Dans son article du 25/05/23 sur Tina Turner, Emmanuel Tellier écrit : « Les tubes de Tina Turner sont des coups de poing sonores : on peut les éviter, les esquiver, mais quand tombe We Don’t Need Another Hero (1985), on ne peut qu’être sonné. Elle chante trop fort pour ça, elle danse comme si sa vie en dépendait, et à la télévision, dans ces émissions de variété où elle excelle et prend la lumière comme personne (ce jeu de jambes affolant !), on ne voit qu’elle… Aurions-nous pu savoir, nous, les jeunes cons prétentieux qui pensions que Morrissey et les Smiths allaient rendre la vie plus belle, que la chanteuse américaine avait eu une première carrière mouvementée du côté du meilleur Rythm N’ Blues américain, et par exemple travaillé avec Phil Spector sur le merveilleux single River Deep- Mountain High en 1966 ? Aurions-nous pu savoir que son passé douloureux (Turner fut une femme battue, abusée, traumatisée) ressortait, consciemment ou pas, dans ses performances vocales si puissantes et habitées ? »

Les chansons de Tina Turner m’accompagnent partout, que ce soit dans ma voiture, au travail, dans les supermarchés ou les centres commerciaux. Sa voix est unique, une voix qui sonne comme une promesse et qui nous aide à affronter le quotidien et les moments difficiles.

Elle aimait le Sud de la France

Comme Nina Simone qui a vécu une grande partie de sa vie à Marseille, Tina Turner a découvert le Sud de la France grâce à son manager, qui, dans les années 1990, lui a fait découvrir ce petit coin de paradis chaleureux, où rayons du soleil et épines de pins se rencontrent.

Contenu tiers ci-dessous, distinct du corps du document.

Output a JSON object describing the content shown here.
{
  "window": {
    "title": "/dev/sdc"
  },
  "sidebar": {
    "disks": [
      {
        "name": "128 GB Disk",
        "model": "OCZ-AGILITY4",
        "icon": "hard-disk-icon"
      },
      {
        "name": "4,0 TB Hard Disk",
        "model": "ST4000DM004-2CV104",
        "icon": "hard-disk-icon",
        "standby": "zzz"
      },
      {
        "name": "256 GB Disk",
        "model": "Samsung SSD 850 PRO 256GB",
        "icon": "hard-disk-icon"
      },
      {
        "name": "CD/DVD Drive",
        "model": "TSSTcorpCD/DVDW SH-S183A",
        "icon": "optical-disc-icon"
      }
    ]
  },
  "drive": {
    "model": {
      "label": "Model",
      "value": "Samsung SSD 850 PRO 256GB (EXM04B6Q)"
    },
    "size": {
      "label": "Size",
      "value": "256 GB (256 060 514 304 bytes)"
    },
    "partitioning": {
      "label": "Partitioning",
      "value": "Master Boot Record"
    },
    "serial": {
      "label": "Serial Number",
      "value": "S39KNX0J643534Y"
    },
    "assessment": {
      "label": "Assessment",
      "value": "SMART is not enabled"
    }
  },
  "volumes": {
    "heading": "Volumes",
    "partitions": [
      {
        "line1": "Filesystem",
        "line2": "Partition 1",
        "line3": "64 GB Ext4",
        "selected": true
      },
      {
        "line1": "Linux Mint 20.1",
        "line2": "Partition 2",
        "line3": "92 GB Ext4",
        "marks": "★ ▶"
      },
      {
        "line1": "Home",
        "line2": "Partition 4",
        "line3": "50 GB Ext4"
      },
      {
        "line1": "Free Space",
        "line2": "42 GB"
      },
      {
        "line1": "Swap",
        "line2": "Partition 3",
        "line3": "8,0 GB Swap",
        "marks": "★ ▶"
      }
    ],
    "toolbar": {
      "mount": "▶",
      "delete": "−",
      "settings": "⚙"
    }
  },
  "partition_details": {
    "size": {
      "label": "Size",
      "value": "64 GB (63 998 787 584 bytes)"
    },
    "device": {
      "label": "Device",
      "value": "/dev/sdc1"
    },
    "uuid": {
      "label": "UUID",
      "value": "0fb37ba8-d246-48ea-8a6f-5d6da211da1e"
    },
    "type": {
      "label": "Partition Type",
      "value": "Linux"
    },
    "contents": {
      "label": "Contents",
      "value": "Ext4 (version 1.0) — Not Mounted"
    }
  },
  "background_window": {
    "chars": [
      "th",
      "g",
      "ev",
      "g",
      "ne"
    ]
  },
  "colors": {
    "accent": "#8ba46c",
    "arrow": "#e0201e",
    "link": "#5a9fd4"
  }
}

Elle loue pour la première fois une petite maison rose, située au sommet d’une montagne. Et depuis, la France ne l’a jamais quittée, et elle non plus.  Elle admirait le classicisme de la Grèce et de Rome. Grande collectionneuse d’art chinois, elle étudiait aussi le bouddhisme et avait besoin de se sentir connectée dans chaque pièce de sa maison.  Le sud de la France, la côte d’Azur, la Riviera ou encore la côte méditerranéenne, tous ces noms pour un seul lieu dont Tina Turner était tombée amoureuse. Le sud l’aura marqué et elle l’aura marqué à son tour.

Tina Turner a enchainé plusieurs tubes dans sa carrière, mais en tant que mélomane,c’est la chanson «Proud Mary». Avec son mari Ike, Tina Turner, cette chanson devient une balade du bayou connue également sous le nom de « Rolling on a River » et composée deux ans plus tôt par le groupe Creedence Clearwater Revival (1969).

Sur le clip original de 1971, on voit Ike en arrière-plan avec sa guitare, boule afro et torque doré autour du cou, et Tina, cheveux lissés et robe courte de perles blanches, derrière le micro. Le duo démarre « joliment et en douceur » puis se muscle, au fil des secondes, en cadence funk-rock teintée des accents gospels de Tina.

La chanson, sur les tonalités des rythmes sudistes, raconte comment une domestique quitte son travail de plongeuse à Memphis et à la Nouvelle-Orléans et s’embarque sur un gros bateau à vapeur descendant le Mississippi.

Nombreuses fois repris par différentes formations, ce classique du répertoire américain a été un fil rouge dans la carrière de Tina Turner. Son duo flamboyant avec Beyoncé en 2008 pour les cinquante ans des Grammys est devenu légendaire.

A l’heure où je termine cet article quelqu’un de l’autre côté du Globe est en train d’écouter «Proud Mary», «What’s Love Got To Do With It», « We Don’t Need Another Hero »ou «The Best».

Tina Turner est partout, les légendes ne meurent jamais !

Par Mustapha Bouhaddar pour Maghreb Canada Express , Vol. XXI, N°05, Page 6, Édition de Mai_Juin 2023.